L’episodio è avvenuto in un’abitazione privata, durante un pranzo in cui i funghi – raccolti poche ore prima – sono stati serviti sia cotti che crudi. Uno dei commensali, che si è definito “esperto di funghi”, li aveva portati in dono.
Sintomi gravi e sospetto Amanita: l’intervento d’urgenza dei medici
I sanitari del Pronto soccorso di Ascoli hanno riconosciuto immediatamente i sintomi tipici di un’intossicazione da funghi e hanno avviato un trattamento d’urgenza. Inizialmente si è temuto che potessero essere coinvolte specie pericolose come l’Amanita falloide o l’Amanita virosa.

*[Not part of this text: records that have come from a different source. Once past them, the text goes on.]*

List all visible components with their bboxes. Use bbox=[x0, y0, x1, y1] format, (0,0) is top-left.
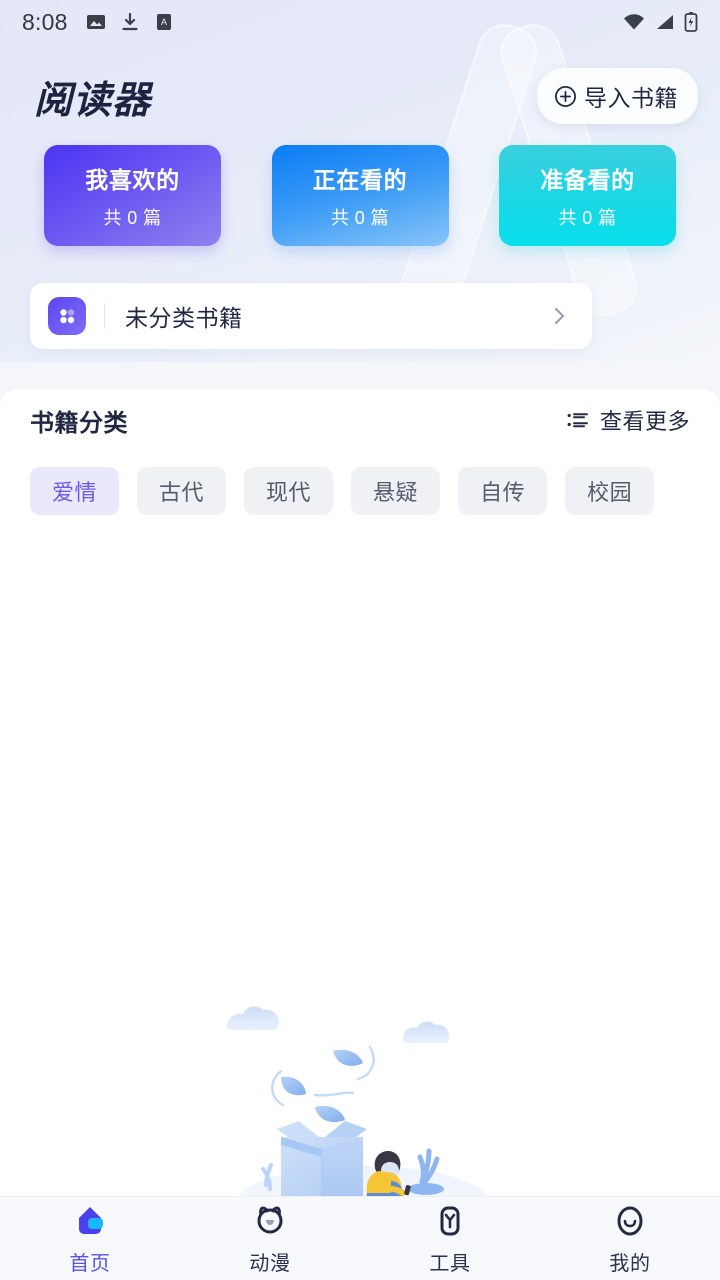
page-title: 阅读器 bbox=[34, 79, 152, 122]
import-books-button[interactable]: 导入书籍 bbox=[537, 68, 698, 124]
signal-icon bbox=[657, 15, 673, 29]
stat-card-count: 共 0 篇 bbox=[558, 208, 617, 228]
stat-card-reading[interactable]: 正在看的 共 0 篇 bbox=[271, 145, 449, 246]
tab-profile[interactable]: 我的 bbox=[540, 1201, 720, 1276]
category-tag-4[interactable]: 自传 bbox=[458, 467, 548, 515]
import-books-label: 导入书籍 bbox=[584, 85, 678, 111]
view-more-label: 查看更多 bbox=[599, 409, 690, 434]
categories-title: 书籍分类 bbox=[30, 409, 128, 437]
stat-card-count: 共 0 篇 bbox=[330, 208, 389, 228]
image-icon bbox=[86, 15, 105, 29]
category-tag-0[interactable]: 爱情 bbox=[30, 467, 120, 515]
uncategorized-books-label: 未分类书籍 bbox=[125, 305, 243, 331]
tab-home[interactable]: 首页 bbox=[0, 1201, 180, 1276]
download-icon bbox=[121, 12, 138, 31]
battery-charging-icon bbox=[684, 12, 698, 32]
tab-profile-label: 我的 bbox=[609, 1253, 651, 1275]
stat-cards: 我喜欢的 共 0 篇 正在看的 共 0 篇 准备看的 共 0 篇 bbox=[0, 145, 720, 246]
svg-text:A: A bbox=[161, 17, 167, 27]
grid-dots-icon bbox=[48, 297, 86, 335]
categories-section-header: 书籍分类 查看更多 bbox=[0, 389, 720, 451]
category-tag-list: 爱情 古代 现代 悬疑 自传 校园 bbox=[0, 451, 720, 515]
tools-icon bbox=[440, 1206, 460, 1236]
app-a-icon: A bbox=[156, 14, 171, 30]
category-tag-5[interactable]: 校园 bbox=[565, 467, 655, 515]
status-left-icons: A bbox=[86, 12, 174, 32]
status-time: 8:08 bbox=[22, 8, 68, 35]
category-tag-3[interactable]: 悬疑 bbox=[351, 467, 441, 515]
stat-card-title: 正在看的 bbox=[312, 167, 408, 193]
category-tag-2[interactable]: 现代 bbox=[244, 467, 334, 515]
app-screen: 8:08 A 阅读器 导入书籍 我喜欢的 共 0 篇 正在看的 共 0 篇 准备… bbox=[0, 0, 720, 1280]
status-right-icons bbox=[622, 11, 698, 33]
divider bbox=[104, 303, 105, 329]
stat-card-title: 我喜欢的 bbox=[85, 167, 180, 193]
list-icon bbox=[567, 413, 588, 428]
view-more-button[interactable]: 查看更多 bbox=[566, 404, 690, 436]
profile-smiley-icon bbox=[617, 1206, 643, 1236]
tab-anime[interactable]: 动漫 bbox=[180, 1201, 360, 1276]
stat-card-toread[interactable]: 准备看的 共 0 篇 bbox=[499, 145, 676, 246]
bear-icon bbox=[257, 1206, 283, 1234]
chevron-right-icon[interactable] bbox=[548, 305, 570, 327]
plus-circle-icon bbox=[555, 85, 576, 107]
bottom-navigation: 首页 动漫 工具 我的 bbox=[0, 1196, 720, 1280]
category-tag-1[interactable]: 古代 bbox=[137, 467, 227, 515]
tab-tools-label: 工具 bbox=[429, 1253, 471, 1275]
stat-card-title: 准备看的 bbox=[540, 167, 635, 193]
tab-anime-label: 动漫 bbox=[249, 1253, 291, 1275]
tab-home-label: 首页 bbox=[69, 1253, 111, 1275]
home-icon bbox=[79, 1207, 103, 1234]
stat-card-count: 共 0 篇 bbox=[103, 208, 162, 228]
header-row: 阅读器 导入书籍 bbox=[0, 58, 720, 134]
stat-card-favorites[interactable]: 我喜欢的 共 0 篇 bbox=[44, 145, 221, 246]
content-sheet: 书籍分类 查看更多 爱情 古代 现代 悬疑 自传 校园 bbox=[0, 389, 720, 1280]
status-bar: 8:08 A bbox=[0, 0, 720, 44]
uncategorized-books-row[interactable]: 未分类书籍 bbox=[30, 283, 592, 349]
wifi-icon bbox=[624, 14, 644, 30]
tab-tools[interactable]: 工具 bbox=[360, 1201, 540, 1276]
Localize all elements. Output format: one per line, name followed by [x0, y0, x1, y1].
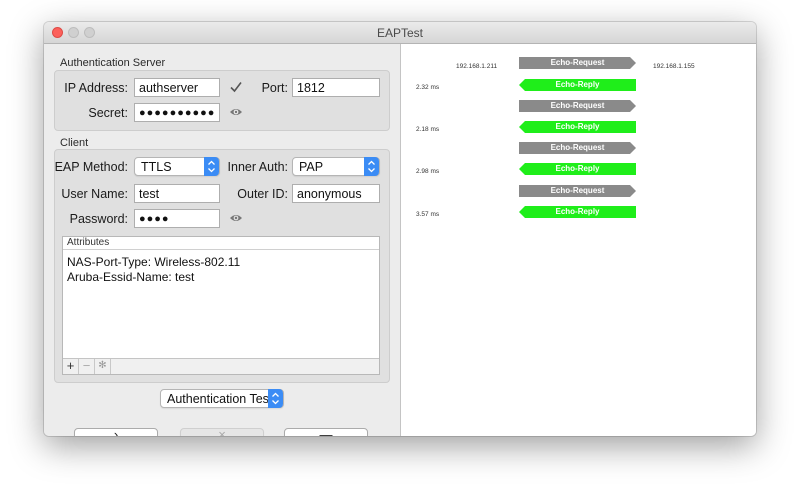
port-label: Port:: [261, 81, 288, 95]
updown-chevron-icon: [204, 157, 219, 176]
server-group-title: Authentication Server: [60, 57, 166, 69]
clear-button[interactable]: —: [284, 428, 368, 436]
attribute-line[interactable]: Aruba-Essid-Name: test: [67, 270, 194, 284]
port-field[interactable]: 1812: [292, 78, 380, 97]
checkmark-icon: [230, 82, 242, 93]
ip-address-label: IP Address:: [64, 81, 128, 95]
client-ip-label: 192.168.1.211: [456, 63, 498, 70]
eye-icon[interactable]: [229, 107, 243, 117]
echo-request-label: Echo-Request: [550, 101, 605, 110]
packet-trace-panel: 192.168.1.211 192.168.1.155 Echo-Request…: [400, 44, 756, 436]
timing-label: 2.18 ms: [416, 126, 440, 133]
remove-attribute-button[interactable]: −: [79, 359, 95, 374]
echo-request-label: Echo-Request: [550, 58, 605, 67]
timing-label: 2.32 ms: [416, 84, 440, 91]
echo-reply-packet: Echo-Reply: [519, 79, 636, 91]
eap-method-label: EAP Method:: [54, 160, 128, 174]
attributes-toolbar: + − ✻: [63, 358, 379, 374]
echo-request-packet: Echo-Request: [519, 185, 636, 197]
echo-request-label: Echo-Request: [550, 186, 605, 195]
eap-method-select[interactable]: TTLS: [134, 157, 220, 176]
echo-request-packet: Echo-Request: [519, 100, 636, 112]
stop-test-button[interactable]: ×: [180, 428, 264, 436]
echo-reply-packet: Echo-Reply: [519, 121, 636, 133]
inner-auth-select[interactable]: PAP: [292, 157, 380, 176]
secret-label: Secret:: [88, 106, 128, 120]
title-bar[interactable]: EAPTest: [44, 22, 756, 44]
server-ip-label: 192.168.1.155: [653, 63, 695, 70]
run-test-button[interactable]: ›: [74, 428, 158, 436]
outer-id-label: Outer ID:: [237, 187, 288, 201]
password-field[interactable]: ●●●●: [134, 209, 220, 228]
test-type-value: Authentication Test: [167, 392, 273, 406]
ip-address-field[interactable]: authserver: [134, 78, 220, 97]
echo-reply-label: Echo-Reply: [555, 122, 600, 131]
username-label: User Name:: [61, 187, 128, 201]
echo-request-packet: Echo-Request: [519, 57, 636, 69]
secret-field[interactable]: ●●●●●●●●●●: [134, 103, 220, 122]
main-window: EAPTest Authentication Server IP Address…: [44, 22, 756, 436]
client-group-title: Client: [60, 137, 89, 149]
updown-chevron-icon: [364, 157, 379, 176]
add-attribute-button[interactable]: +: [63, 359, 79, 374]
eye-icon[interactable]: [229, 213, 243, 223]
test-type-select[interactable]: Authentication Test: [160, 389, 284, 408]
settings-panel: Authentication Server IP Address: authse…: [44, 44, 400, 436]
timing-label: 3.57 ms: [416, 211, 440, 218]
echo-reply-packet: Echo-Reply: [519, 163, 636, 175]
window-title: EAPTest: [376, 26, 424, 40]
attribute-line[interactable]: NAS-Port-Type: Wireless-802.11: [67, 255, 240, 269]
password-label: Password:: [69, 212, 128, 226]
echo-request-packet: Echo-Request: [519, 142, 636, 154]
echo-reply-label: Echo-Reply: [555, 164, 600, 173]
echo-reply-label: Echo-Reply: [555, 207, 600, 216]
eap-method-value: TTLS: [141, 160, 172, 174]
attribute-gear-button[interactable]: ✻: [95, 359, 111, 374]
attributes-list[interactable]: Attributes NAS-Port-Type: Wireless-802.1…: [62, 236, 380, 375]
inner-auth-label: Inner Auth:: [227, 160, 288, 174]
username-field[interactable]: test: [134, 184, 220, 203]
timing-label: 2.98 ms: [416, 168, 440, 175]
echo-reply-packet: Echo-Reply: [519, 206, 636, 218]
outer-id-field[interactable]: anonymous: [292, 184, 380, 203]
inner-auth-value: PAP: [299, 160, 324, 174]
attributes-header: Attributes: [63, 237, 379, 250]
echo-reply-label: Echo-Reply: [555, 80, 600, 89]
echo-request-label: Echo-Request: [550, 143, 605, 152]
updown-chevron-icon: [268, 389, 283, 408]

Dopo un consulto con il Centro antiveleni (CAV) di Roma, è stata somministrata acetilcisteina ad alte dosi, farmaco utilizzato per contrastare gli effetti tossici.

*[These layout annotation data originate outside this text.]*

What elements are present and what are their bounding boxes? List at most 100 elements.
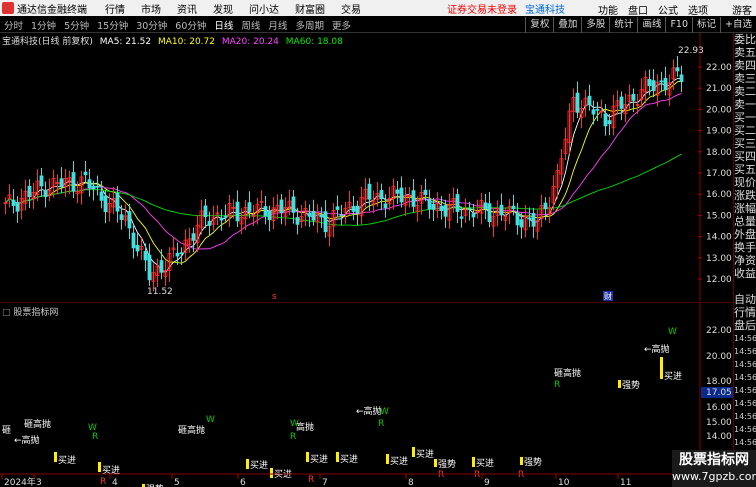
tool-mark-button[interactable]: 标记 bbox=[692, 17, 720, 33]
r-signal: R bbox=[100, 477, 106, 487]
candle-body bbox=[223, 215, 228, 218]
tool-adjust-button[interactable]: 复权 bbox=[525, 17, 553, 33]
tool-draw-button[interactable]: 画线 bbox=[637, 17, 665, 33]
s-marker: s bbox=[272, 292, 277, 301]
x-tick-label: 6 bbox=[240, 478, 246, 487]
candle-body bbox=[99, 191, 104, 201]
price-tick-label: 17.00 bbox=[706, 169, 732, 179]
menu-bar: 通达信金融终端 行情 市场 资讯 发现 问小达 财富圈 交易 证券交易未登录 宝… bbox=[0, 0, 756, 17]
menu-item-market[interactable]: 市场 bbox=[141, 1, 161, 16]
candle-body bbox=[87, 179, 92, 189]
tool-add-watchlist-button[interactable]: +自选 bbox=[720, 17, 756, 33]
sub-tick-label: 15.00 bbox=[706, 418, 732, 428]
price-tick-label: 22.00 bbox=[706, 63, 732, 73]
w-signal: W bbox=[206, 415, 215, 425]
candle-body bbox=[179, 252, 184, 255]
quote-panel-item: 卖二 bbox=[734, 85, 756, 98]
menu-function[interactable]: 功能 bbox=[598, 2, 618, 17]
quote-panel-item: 卖一 bbox=[734, 98, 756, 111]
menu-item-trade[interactable]: 交易 bbox=[341, 1, 361, 16]
signal-bar bbox=[472, 457, 475, 467]
tool-multistock-button[interactable]: 多股 bbox=[581, 17, 609, 33]
menu-panel[interactable]: 盘口 bbox=[628, 2, 648, 17]
period-tab-weekly[interactable]: 周线 bbox=[239, 18, 262, 32]
tool-overlay-button[interactable]: 叠加 bbox=[553, 17, 581, 33]
price-tick-label: 20.00 bbox=[706, 105, 732, 115]
buy-signal: 买进 bbox=[476, 458, 494, 469]
tool-stats-button[interactable]: 统计 bbox=[609, 17, 637, 33]
signal-bar bbox=[54, 452, 57, 462]
x-tick-label: 7 bbox=[322, 478, 328, 487]
menu-item-ask[interactable]: 问小达 bbox=[249, 1, 279, 16]
candle-body bbox=[651, 80, 656, 92]
signal-bar bbox=[98, 462, 101, 472]
sell-high-signal: 高抛 bbox=[296, 421, 314, 433]
menu-guest[interactable]: 游客 bbox=[732, 2, 752, 17]
app-logo-icon bbox=[2, 2, 14, 14]
candle-body bbox=[647, 79, 652, 87]
candle-body bbox=[147, 254, 152, 281]
fin-marker: 财 bbox=[604, 291, 612, 301]
menu-item-discover[interactable]: 发现 bbox=[213, 1, 233, 16]
period-tab-tick[interactable]: 分时 bbox=[2, 18, 25, 32]
menu-formula[interactable]: 公式 bbox=[658, 2, 678, 17]
quote-panel-item: 委比 bbox=[734, 33, 756, 46]
candle-body bbox=[379, 190, 384, 200]
price-tick-label: 21.00 bbox=[706, 84, 732, 94]
r-signal: R bbox=[308, 475, 314, 485]
candle-body bbox=[619, 96, 624, 109]
period-tab-daily[interactable]: 日线 bbox=[212, 18, 235, 32]
candle-body bbox=[83, 171, 88, 176]
candle-body bbox=[307, 212, 312, 217]
period-tab-15min[interactable]: 15分钟 bbox=[95, 18, 130, 32]
period-tab-60min[interactable]: 60分钟 bbox=[173, 18, 208, 32]
sub-tick-label: 20.00 bbox=[706, 352, 732, 362]
period-tab-more[interactable]: 更多 bbox=[330, 18, 353, 32]
candle-body bbox=[11, 199, 16, 206]
menu-item-quotes[interactable]: 行情 bbox=[105, 1, 125, 16]
buy-signal: 买进 bbox=[664, 371, 682, 382]
period-tab-30min[interactable]: 30分钟 bbox=[134, 18, 169, 32]
candle-body bbox=[607, 120, 612, 125]
x-tick-label: 10 bbox=[558, 478, 570, 487]
price-tick-label: 13.00 bbox=[706, 254, 732, 264]
indicator-chart[interactable]: 22.0020.0018.0017.0516.0015.0014.00 砸高抛←… bbox=[0, 302, 733, 487]
menu-item-news[interactable]: 资讯 bbox=[177, 1, 197, 16]
candle-body bbox=[39, 175, 44, 187]
period-tab-monthly[interactable]: 月线 bbox=[266, 18, 289, 32]
candle-body bbox=[663, 77, 668, 91]
period-tab-5min[interactable]: 5分钟 bbox=[62, 18, 91, 32]
candle-body bbox=[459, 216, 464, 219]
candle-body bbox=[515, 212, 520, 226]
candle-body bbox=[383, 203, 388, 209]
quote-panel-item: 盘后 bbox=[734, 319, 756, 332]
candle-body bbox=[511, 205, 516, 210]
candle-body bbox=[631, 93, 636, 101]
signal-bar bbox=[434, 459, 437, 467]
sell-high-signal: 砸高抛 bbox=[554, 367, 581, 379]
buy-signal: 买进 bbox=[390, 456, 408, 467]
candle-body bbox=[455, 194, 460, 212]
menu-options[interactable]: 选项 bbox=[688, 2, 708, 17]
period-tab-1min[interactable]: 1分钟 bbox=[29, 18, 58, 32]
candle-body bbox=[15, 202, 20, 212]
kline-chart[interactable]: 22.00 21.00 20.00 19.00 18.00 17.00 16.00 15.00… bbox=[0, 33, 733, 301]
price-tick-label: 16.00 bbox=[706, 190, 732, 200]
watermark-url: www.7gpzb.com bbox=[672, 470, 756, 483]
quote-panel-item: 换手 bbox=[734, 241, 756, 254]
tool-f10-button[interactable]: F10 bbox=[665, 17, 692, 33]
price-tick-label: 19.00 bbox=[706, 127, 732, 137]
strong-signal: 强势 bbox=[524, 456, 542, 468]
candle-body bbox=[43, 190, 48, 198]
menu-item-wealth[interactable]: 财富圈 bbox=[295, 1, 325, 16]
quote-panel-item: 买四 bbox=[734, 150, 756, 163]
w-signal: W bbox=[668, 327, 677, 337]
buy-signal: 买进 bbox=[250, 460, 268, 471]
candle-body bbox=[575, 92, 580, 113]
quote-panel-item: 14:56 bbox=[734, 438, 756, 447]
sell-high-signal: ←高抛 bbox=[356, 405, 382, 417]
period-tab-multi[interactable]: 多周期 bbox=[293, 18, 326, 32]
trade-login-notice[interactable]: 证券交易未登录 bbox=[447, 1, 517, 16]
sub-tick-label: 18.00 bbox=[706, 377, 732, 387]
buy-signal: 买进 bbox=[310, 454, 328, 465]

Fortunatamente, si è poi scoperto che si trattava di una specie tossica ma non letale, e che la reazione era dovuta a un fungo non particolarmente velenoso ma comunque dannoso per l’organismo. I pazienti sono stati dimessi nelle ore successive, senza ulteriori complicazioni.
L’Ast: “Non basta l’esperienza, fate controllare i funghi”

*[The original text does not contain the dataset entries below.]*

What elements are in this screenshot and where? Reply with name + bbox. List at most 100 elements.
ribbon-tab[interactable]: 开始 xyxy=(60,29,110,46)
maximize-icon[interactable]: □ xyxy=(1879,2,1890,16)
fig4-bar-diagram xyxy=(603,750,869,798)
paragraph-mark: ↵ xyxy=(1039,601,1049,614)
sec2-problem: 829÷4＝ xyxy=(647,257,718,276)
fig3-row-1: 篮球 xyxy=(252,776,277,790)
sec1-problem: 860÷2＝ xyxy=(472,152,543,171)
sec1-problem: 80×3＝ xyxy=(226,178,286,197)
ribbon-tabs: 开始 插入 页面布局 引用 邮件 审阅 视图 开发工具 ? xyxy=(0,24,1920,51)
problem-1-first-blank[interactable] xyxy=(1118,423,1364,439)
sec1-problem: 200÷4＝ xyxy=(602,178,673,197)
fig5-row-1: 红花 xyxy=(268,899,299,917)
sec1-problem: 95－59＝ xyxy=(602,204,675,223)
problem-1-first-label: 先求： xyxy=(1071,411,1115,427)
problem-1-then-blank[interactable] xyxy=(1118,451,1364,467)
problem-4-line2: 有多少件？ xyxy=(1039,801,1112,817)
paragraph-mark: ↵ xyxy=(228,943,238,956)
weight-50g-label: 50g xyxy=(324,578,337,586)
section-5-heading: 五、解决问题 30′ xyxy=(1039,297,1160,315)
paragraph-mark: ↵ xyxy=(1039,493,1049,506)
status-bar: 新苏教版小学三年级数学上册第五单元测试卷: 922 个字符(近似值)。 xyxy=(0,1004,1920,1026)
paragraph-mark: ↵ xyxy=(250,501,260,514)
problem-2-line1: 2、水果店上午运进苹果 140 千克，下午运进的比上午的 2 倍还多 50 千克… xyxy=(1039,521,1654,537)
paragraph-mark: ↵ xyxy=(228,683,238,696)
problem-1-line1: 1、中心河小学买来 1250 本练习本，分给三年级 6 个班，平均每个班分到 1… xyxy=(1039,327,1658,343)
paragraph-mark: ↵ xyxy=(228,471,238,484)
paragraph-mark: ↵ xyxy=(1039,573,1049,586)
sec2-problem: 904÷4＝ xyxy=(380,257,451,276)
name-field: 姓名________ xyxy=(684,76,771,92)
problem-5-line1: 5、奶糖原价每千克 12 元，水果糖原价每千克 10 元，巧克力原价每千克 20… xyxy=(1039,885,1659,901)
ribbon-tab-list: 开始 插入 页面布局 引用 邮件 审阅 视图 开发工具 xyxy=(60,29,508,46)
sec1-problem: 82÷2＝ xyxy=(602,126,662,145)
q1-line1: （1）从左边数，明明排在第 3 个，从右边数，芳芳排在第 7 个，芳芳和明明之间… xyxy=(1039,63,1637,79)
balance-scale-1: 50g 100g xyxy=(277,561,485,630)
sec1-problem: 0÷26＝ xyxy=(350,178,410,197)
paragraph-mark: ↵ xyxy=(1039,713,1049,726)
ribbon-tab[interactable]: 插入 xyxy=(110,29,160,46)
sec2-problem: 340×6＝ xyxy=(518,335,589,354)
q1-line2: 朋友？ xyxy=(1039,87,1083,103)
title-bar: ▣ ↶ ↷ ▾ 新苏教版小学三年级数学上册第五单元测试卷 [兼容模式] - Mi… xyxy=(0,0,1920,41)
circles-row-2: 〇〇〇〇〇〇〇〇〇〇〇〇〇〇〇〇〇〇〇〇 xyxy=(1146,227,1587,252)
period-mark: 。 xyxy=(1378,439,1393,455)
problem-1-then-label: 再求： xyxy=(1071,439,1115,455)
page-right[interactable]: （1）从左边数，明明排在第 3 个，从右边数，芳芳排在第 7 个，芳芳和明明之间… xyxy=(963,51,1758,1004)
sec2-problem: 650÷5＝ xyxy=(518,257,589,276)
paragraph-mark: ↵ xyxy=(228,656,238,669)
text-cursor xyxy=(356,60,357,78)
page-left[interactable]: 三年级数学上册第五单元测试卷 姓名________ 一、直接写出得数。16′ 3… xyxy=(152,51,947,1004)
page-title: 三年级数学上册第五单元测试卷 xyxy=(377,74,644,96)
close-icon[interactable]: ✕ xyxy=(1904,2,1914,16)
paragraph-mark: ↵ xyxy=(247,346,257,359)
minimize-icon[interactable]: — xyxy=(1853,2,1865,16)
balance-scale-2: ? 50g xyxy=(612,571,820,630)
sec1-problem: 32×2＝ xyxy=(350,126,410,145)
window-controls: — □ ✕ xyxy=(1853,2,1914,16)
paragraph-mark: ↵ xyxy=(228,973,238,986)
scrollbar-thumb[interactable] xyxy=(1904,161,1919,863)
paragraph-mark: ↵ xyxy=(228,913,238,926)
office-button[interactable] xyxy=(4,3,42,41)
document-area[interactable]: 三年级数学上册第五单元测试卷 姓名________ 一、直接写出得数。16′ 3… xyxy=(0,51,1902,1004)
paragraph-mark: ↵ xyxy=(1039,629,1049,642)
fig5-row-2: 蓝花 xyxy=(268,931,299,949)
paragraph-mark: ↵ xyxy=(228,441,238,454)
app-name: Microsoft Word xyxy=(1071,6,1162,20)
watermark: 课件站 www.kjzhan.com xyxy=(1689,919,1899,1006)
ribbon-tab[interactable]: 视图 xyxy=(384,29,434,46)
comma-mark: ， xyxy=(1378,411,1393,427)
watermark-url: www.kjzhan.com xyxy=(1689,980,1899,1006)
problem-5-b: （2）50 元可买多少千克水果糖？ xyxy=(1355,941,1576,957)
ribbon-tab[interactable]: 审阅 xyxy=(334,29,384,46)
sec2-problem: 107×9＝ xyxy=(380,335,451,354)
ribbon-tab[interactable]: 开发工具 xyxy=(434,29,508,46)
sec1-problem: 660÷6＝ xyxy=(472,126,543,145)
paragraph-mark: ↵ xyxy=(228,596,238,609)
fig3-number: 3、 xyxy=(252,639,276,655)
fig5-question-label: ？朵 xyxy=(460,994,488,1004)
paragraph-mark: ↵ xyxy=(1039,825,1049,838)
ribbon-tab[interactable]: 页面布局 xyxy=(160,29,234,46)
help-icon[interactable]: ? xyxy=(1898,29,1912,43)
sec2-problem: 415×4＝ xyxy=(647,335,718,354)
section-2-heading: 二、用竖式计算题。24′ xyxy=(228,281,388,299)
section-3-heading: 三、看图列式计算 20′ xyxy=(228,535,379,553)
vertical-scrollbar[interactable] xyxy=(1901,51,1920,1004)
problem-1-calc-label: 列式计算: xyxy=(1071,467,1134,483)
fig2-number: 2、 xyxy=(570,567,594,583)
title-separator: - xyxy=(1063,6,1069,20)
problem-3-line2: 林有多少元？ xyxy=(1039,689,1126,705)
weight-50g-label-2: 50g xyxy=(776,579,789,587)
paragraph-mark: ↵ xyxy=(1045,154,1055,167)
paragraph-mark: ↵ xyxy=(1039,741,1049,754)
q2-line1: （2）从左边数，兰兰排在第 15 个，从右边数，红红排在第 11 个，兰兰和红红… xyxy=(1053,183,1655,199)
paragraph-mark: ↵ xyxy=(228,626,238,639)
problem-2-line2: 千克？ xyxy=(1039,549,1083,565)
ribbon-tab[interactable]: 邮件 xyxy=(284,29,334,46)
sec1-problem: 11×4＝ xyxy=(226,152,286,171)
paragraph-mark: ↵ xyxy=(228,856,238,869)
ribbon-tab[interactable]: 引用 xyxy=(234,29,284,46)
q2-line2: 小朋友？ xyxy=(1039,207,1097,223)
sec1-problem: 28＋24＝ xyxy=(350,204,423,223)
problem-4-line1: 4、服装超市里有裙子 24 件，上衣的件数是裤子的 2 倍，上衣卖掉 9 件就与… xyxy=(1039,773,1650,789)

L’Azienda sanitaria territoriale (Ast) di Ascoli ha colto l’occasione per ribadire un messaggio fondamentale: non ci si può fidare solo dell’esperienza personale. La maggior parte delle intossicazioni da funghi, ha spiegato l’Ast, “deriva da raccolte in ambienti non idonei, dalla mancanza di controlli o da errori nella preparazione, anche con specie commestibili”.
Anche funghi tecnicamente mangiabili possono diventare tossici se mal conservati o cucinati in modo scorretto. Tra le raccomandazioni principali:
- Mai conservare i funghi in sacchetti di plastica
- Non superarli oltre i 4°C per più di 4 giorni
- Alcune specie vanno bollite per almeno 15-20 minuti prima della cottura finale, per eliminare eventuali tossine.